I'm sure that many of you here have read Quantum Computing Since Democritus. In the chapter on the anthropic principle the author presents the Dice Room scenario as a metaphor for human extinction. The Dice Room scenario is this:
1. You are in a world with a very, very large population (potentially unbounded.)
2. There is a madman who kidnaps 10 people and puts them in a room.
3. The madman rolls two dice. If they come up snake eyes (both ones) then he murders everyone.
4. Otherwise he releases everyone, then goes out and kidnaps 10 times as many people as before, and returns to step 3.
The question is this: if you are one of the people kidnapped at some point, what is your probability of dying? Assume you don't know how many rounds of kidnappings have preceded yours.
As a metaphor for human extinction, think of the population of this world as being all humans who ever have or ever may live, each batch of kidnap victims as a generation of humanity, and rolling snake eyes as an extinction event.
The book gives two arguments, which are both purported to be examples of Bayesian reasoning:
1. The "proximate risk" argument says that your probability of dying is just the prior probability that the madman rolls snake eyes for your batch of kidnap victims -- 1/36.
2. The "proportion murdered" argument says that about 9/10 of all people who ever go into the Dice Room die, so your probability of dying is about 9/10.
Obviously this is a problem. Different decompositions of a problem should give the same answer, as long as they're based on the same information.
I claim that the "proportion murdered" argument is wrong. Here's why. Let pi(t) be the prior probability that you are in batch t of kidnap victims. The proportion murdered argument relies on the property that pi(t) increases exponentially with t: pi(t+1) = 10 * pi(t). If the madman murders at step t, then your probability of being in batch t is
pi(t) / SUM(u: 1 <= u <= t: pi(u))
and, if pi(u+1) = 10 * pi(u) for all u < t, then this does indeed work out to about 9/10. But the values pi(t) must sum to 1; thus they cannot increase indefinitely, and in fact it must be that pi(t) -> 0 as t -> infinity. This is where the "proportion murdered" argument falls apart.
For a more detailed analysis, take a look at
http://bayesium.com/doomsday-and-the-dice-room-murders/
This forum has a lot of very smart people who would be well-qualified to comment on that analysis, and I would appreciate hearing your opinions.
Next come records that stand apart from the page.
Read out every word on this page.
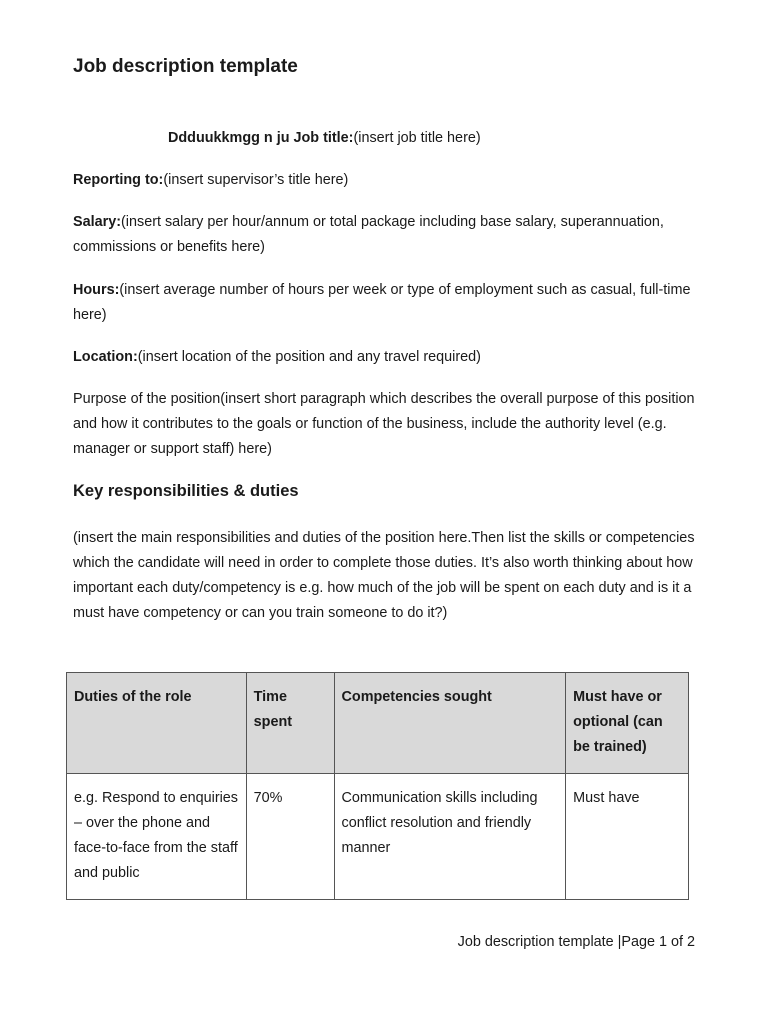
Job description template

Ddduukkmgg n ju Job title:(insert job title here)

Reporting to:(insert supervisor’s title here)

Salary:(insert salary per hour/annum or total package including base salary, superannuation, commissions or benefits here)

Hours:(insert average number of hours per week or type of employment such as casual, full-time here)

Location:(insert location of the position and any travel required)

Purpose of the position(insert short paragraph which describes the overall purpose of this position and how it contributes to the goals or function of the business, include the authority level (e.g. manager or support staff) here)

Key responsibilities & duties

(insert the main responsibilities and duties of the position here.Then list the skills or competencies which the candidate will need in order to complete those duties. It’s also worth thinking about how important each duty/competency is e.g. how much of the job will be spent on each duty and is it a must have competency or can you train someone to do it?)

Duties of the role	Time spent	Competencies sought	Must have or optional (can be trained)
e.g. Respond to enquiries – over the phone and face-to-face from the staff and public	70%	Communication skills including conflict resolution and friendly manner	Must have
Job description template |Page 1 of 2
The madman murders only almost always. It is possible but vanishingly unlikely that he just never rolls snake eyes (or he runs outside of the total population with the growth so he can't get a full patch). Option 1 doesn't care whether the doom ultimately happens while option 2 assumes that the doom will happen.
The proper enlish version of option two would be "Given that the dice came up snake eyes and that you were kidnapped at some point what is the probabilty that it did so while you were kidnapped?". Notice also that this is independent off what dice readings result in doom. That is if the world is only saved on snake eyes the chance is still "only" 9/10.
Note that
P(you are in batch t | murders batch t & you are kidnapped)
cannot be 9/10 for all t; in fact, this probability must go to 0 in the limit as t -> infinity, regardless of what prior you use.